= Amherst Ballet Theatre Company =

American dance school

The Amherst Ballet Theatre Company is a dance school located at 65 Sunderland Road in Amherst, Massachusetts. It is a non-profit (501(c)3) organization overseen by a volunteer board of directors and administered by an executive director. Though it has a few classes in Contemporary and Jazz dance, the preponderance of its classes teach the Vaganova syllabus of ballet. The former home was 29 Strong Street, Amherst, Massachusetts. This changed in the summer of 2025.

== History ==
Amherst Ballet School was founded in 1971, by Therese Brady Donohue, as a private, for-profit business. Classes were based on the syllabus of London's Royal Academy of Dancing. In 1976 Donohue founded the non-profit Amherst Ballet Theatre Company to provide for a greater range of performance opportunities for the students and the community. The for-profit Amherst Ballet School and the non-profit Amherst Ballet Theater Company existed as separate entities until 2000 when they were merged into a single non-profit organization.

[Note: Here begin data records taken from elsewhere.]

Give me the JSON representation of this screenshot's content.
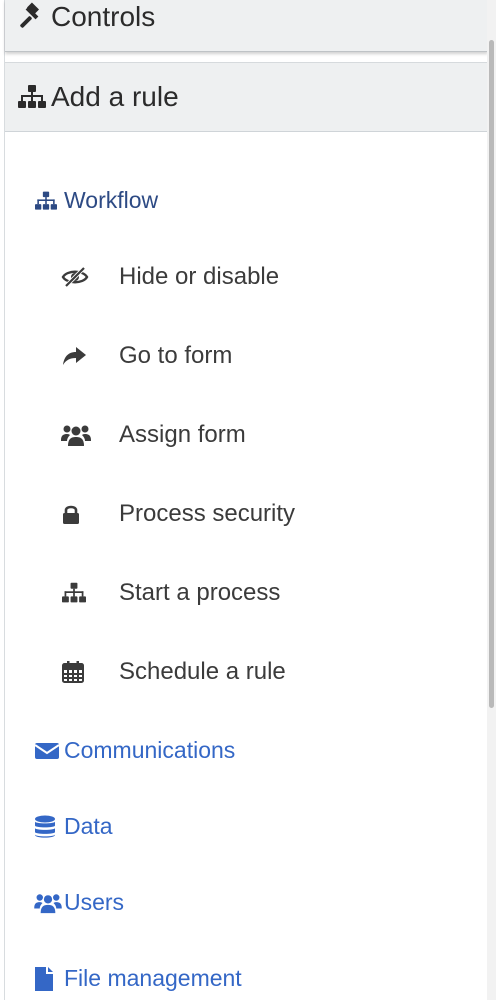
{
  "headers": {
    "controls": {
      "label": "Controls",
      "icon": "gavel-icon"
    },
    "add_rule": {
      "label": "Add a rule",
      "icon": "sitemap-icon"
    }
  },
  "sections": {
    "workflow": {
      "label": "Workflow",
      "icon": "sitemap-icon",
      "active": true
    },
    "communications": {
      "label": "Communications",
      "icon": "envelope-icon"
    },
    "data": {
      "label": "Data",
      "icon": "database-icon"
    },
    "users": {
      "label": "Users",
      "icon": "users-icon"
    },
    "file_management": {
      "label": "File management",
      "icon": "file-icon"
    }
  },
  "workflow_items": [
    {
      "label": "Hide or disable",
      "icon": "eye-slash-icon"
    },
    {
      "label": "Go to form",
      "icon": "share-arrow-icon"
    },
    {
      "label": "Assign form",
      "icon": "users-icon"
    },
    {
      "label": "Process security",
      "icon": "lock-icon"
    },
    {
      "label": "Start a process",
      "icon": "sitemap-icon"
    },
    {
      "label": "Schedule a rule",
      "icon": "calendar-icon"
    }
  ],
  "colors": {
    "header_bg": "#eef0f1",
    "section_link": "#3467c6",
    "section_active": "#2d4a84",
    "item_text": "#3b3b3b"
  }
}
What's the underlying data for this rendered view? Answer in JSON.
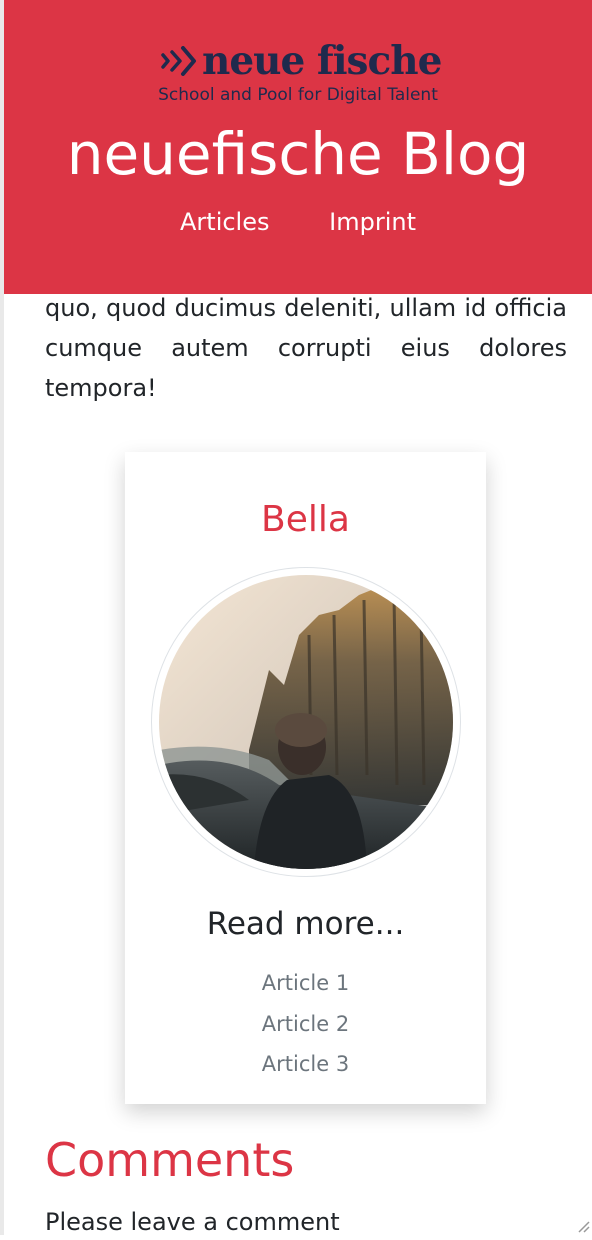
{
  "header": {
    "logo_text": "neue fische",
    "logo_tagline": "School and Pool for Digital Talent",
    "blog_title": "neuefische Blog",
    "nav": [
      {
        "label": "Articles"
      },
      {
        "label": "Imprint"
      }
    ]
  },
  "article": {
    "text_tail": "quo, quod ducimus deleniti, ullam id officia cumque autem corrupti eius dolores tempora!"
  },
  "author_card": {
    "name": "Bella",
    "image_icon": "person-in-forest-photo",
    "read_more": "Read more...",
    "articles": [
      {
        "label": "Article 1"
      },
      {
        "label": "Article 2"
      },
      {
        "label": "Article 3"
      }
    ]
  },
  "comments": {
    "title": "Comments",
    "prompt": "Please leave a comment"
  },
  "colors": {
    "brand_red": "#dc3545",
    "logo_navy": "#1f2a4d",
    "link_gray": "#6c757d"
  }
}
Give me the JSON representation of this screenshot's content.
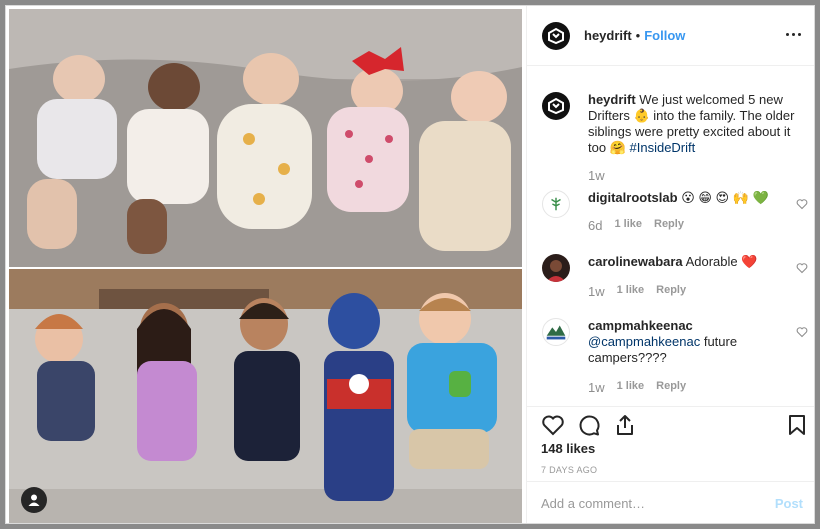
{
  "post": {
    "username": "heydrift",
    "dot": "•",
    "follow_label": "Follow",
    "caption_text": "We just welcomed 5 new Drifters 👶 into the family. The older siblings were pretty excited about it too 🤗",
    "caption_tag": "#InsideDrift",
    "caption_time": "1w"
  },
  "comments": [
    {
      "username": "digitalrootslab",
      "text": "😮 😁 😍 🙌 💚",
      "time": "6d",
      "likes": "1 like",
      "reply": "Reply"
    },
    {
      "username": "carolinewabara",
      "text": "Adorable ❤️",
      "time": "1w",
      "likes": "1 like",
      "reply": "Reply"
    },
    {
      "username": "campmahkeenac",
      "mention": "@campmahkeenac",
      "text": "future campers????",
      "time": "1w",
      "likes": "1 like",
      "reply": "Reply"
    }
  ],
  "actions": {
    "likes": "148 likes",
    "date": "7 DAYS AGO"
  },
  "composer": {
    "placeholder": "Add a comment…",
    "post_label": "Post"
  },
  "icons": [
    "heart-icon",
    "comment-icon",
    "share-icon",
    "bookmark-icon",
    "more-icon",
    "user-tag-icon"
  ],
  "colors": {
    "link": "#3897f0",
    "hashtag": "#003569",
    "muted": "#8e8e8e",
    "post_disabled": "#b2dffc"
  }
}
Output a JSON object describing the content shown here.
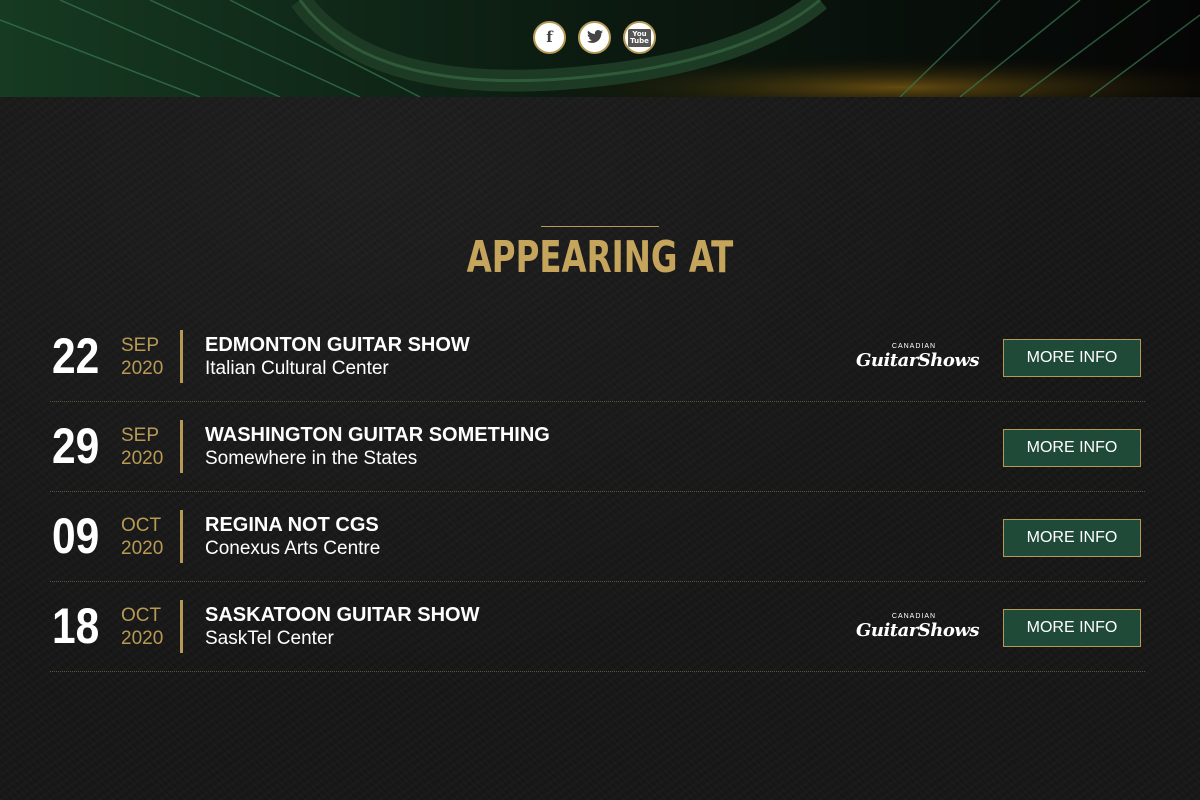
{
  "social": {
    "facebook": {
      "label": "f",
      "icon": "facebook-icon"
    },
    "twitter": {
      "label": "🐦",
      "icon": "twitter-icon"
    },
    "youtube": {
      "label": "You\nTube",
      "icon": "youtube-icon"
    }
  },
  "section": {
    "heading": "APPEARING AT"
  },
  "events": [
    {
      "day": "22",
      "month": "SEP",
      "year": "2020",
      "title": "EDMONTON GUITAR SHOW",
      "venue": "Italian Cultural Center",
      "has_sponsor_logo": true,
      "button_label": "MORE INFO"
    },
    {
      "day": "29",
      "month": "SEP",
      "year": "2020",
      "title": "WASHINGTON GUITAR SOMETHING",
      "venue": "Somewhere in the States",
      "has_sponsor_logo": false,
      "button_label": "MORE INFO"
    },
    {
      "day": "09",
      "month": "OCT",
      "year": "2020",
      "title": "REGINA NOT CGS",
      "venue": "Conexus Arts Centre",
      "has_sponsor_logo": false,
      "button_label": "MORE INFO"
    },
    {
      "day": "18",
      "month": "OCT",
      "year": "2020",
      "title": "SASKATOON GUITAR SHOW",
      "venue": "SaskTel Center",
      "has_sponsor_logo": true,
      "button_label": "MORE INFO"
    }
  ],
  "sponsor_logo": {
    "top_text": "CANADIAN",
    "script_text": "GuitarShows"
  },
  "colors": {
    "gold": "#c5a55c",
    "button_green": "#1f4a38",
    "background": "#161616"
  }
}
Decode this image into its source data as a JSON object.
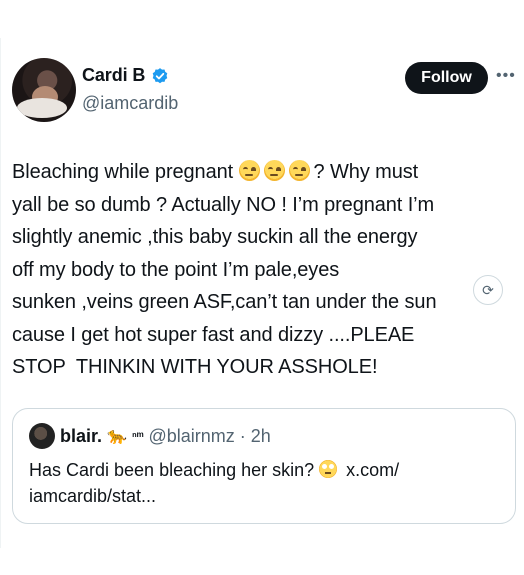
{
  "author": {
    "display_name": "Cardi B",
    "handle": "@iamcardib"
  },
  "actions": {
    "follow_label": "Follow",
    "more_icon": "more-horizontal-icon"
  },
  "tweet": {
    "line_1a": "Bleaching while pregnant ",
    "line_1b": "? Why must",
    "lines_rest": "yall be so dumb ? Actually NO ! I’m pregnant I’m\nslightly anemic ,this baby suckin all the energy\noff my body to the point I’m pale,eyes\nsunken ,veins green ASF,can’t tan under the sun\ncause I get hot super fast and dizzy ....PLEAE\nSTOP  THINKIN WITH YOUR ASSHOLE!",
    "emoji_icon": "unamused-face-icon"
  },
  "quote": {
    "display_name": "blair.",
    "badge_text": "ⁿᵐ",
    "handle": "@blairnmz",
    "time": "· 2h",
    "text_a": "Has Cardi been bleaching her skin? ",
    "text_b": " x.com/\niamcardib/stat..."
  },
  "colors": {
    "text": "#0f1419",
    "secondary": "#536471",
    "verified": "#1d9bf0",
    "border": "#cfd9de"
  }
}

Between 2003 and 2011 the executive director was Catherine Fair. In 2012, Sueann Townsend was hired as executive director.

== Historic Artistic collaborations ==
Amherst Ballet works to engage with the artistic community. In its years, it has collaborated with local artists—the Arabic musical ensemble, Layali; the Pioneer Valley Symphony, conducted by Paul Phillips; Rebecca Guay and Jane Yolen to produce a ballet based on their book The Barefoot Book of Ballet Stories'; and Jane Wald, director of the Emily Dickinson Museum to produce a ballet based on the life of Emily Dickinson, called Emily of Amherst

== Community outreach ==
Amherst Ballet works engage with the community at large. It believes that ballet is not just for those who might make it a profession. Amherst Ballet believes that ballet is for everybody, regardless of age, body type, or ability. It has developed classes for adults, whether absolute beginners, or people who gave up dance long ago and wished they hadn't.

Amherst Ballet also brings in internationally regarded master teachers to work with all students, regardless of a student's expertise. It brought Ilya Kuznetsov, master teacher of Moscow's Bolshoi Ballet Academy, to work with students from the cities of Springfield, Holyoke, and Greenfield—students who might not otherwise get the opportunity to study with such masters. Amherst Ballet believes that ballet education is not just for those who might excel at ballet in the future; ballet education is for anybody who wants to enjoy the beauty of dance. As the artistic director of Amherst Ballet, Sueann Townsend, said, "Everybody deserves to have a participatory aesthetic in their life."

== Notable graduates ==
Paige Turco - actress in Teenage Mutant Ninja Turtles II, The Guiding Light, American Gothic, NYPD Blue, and NCIS.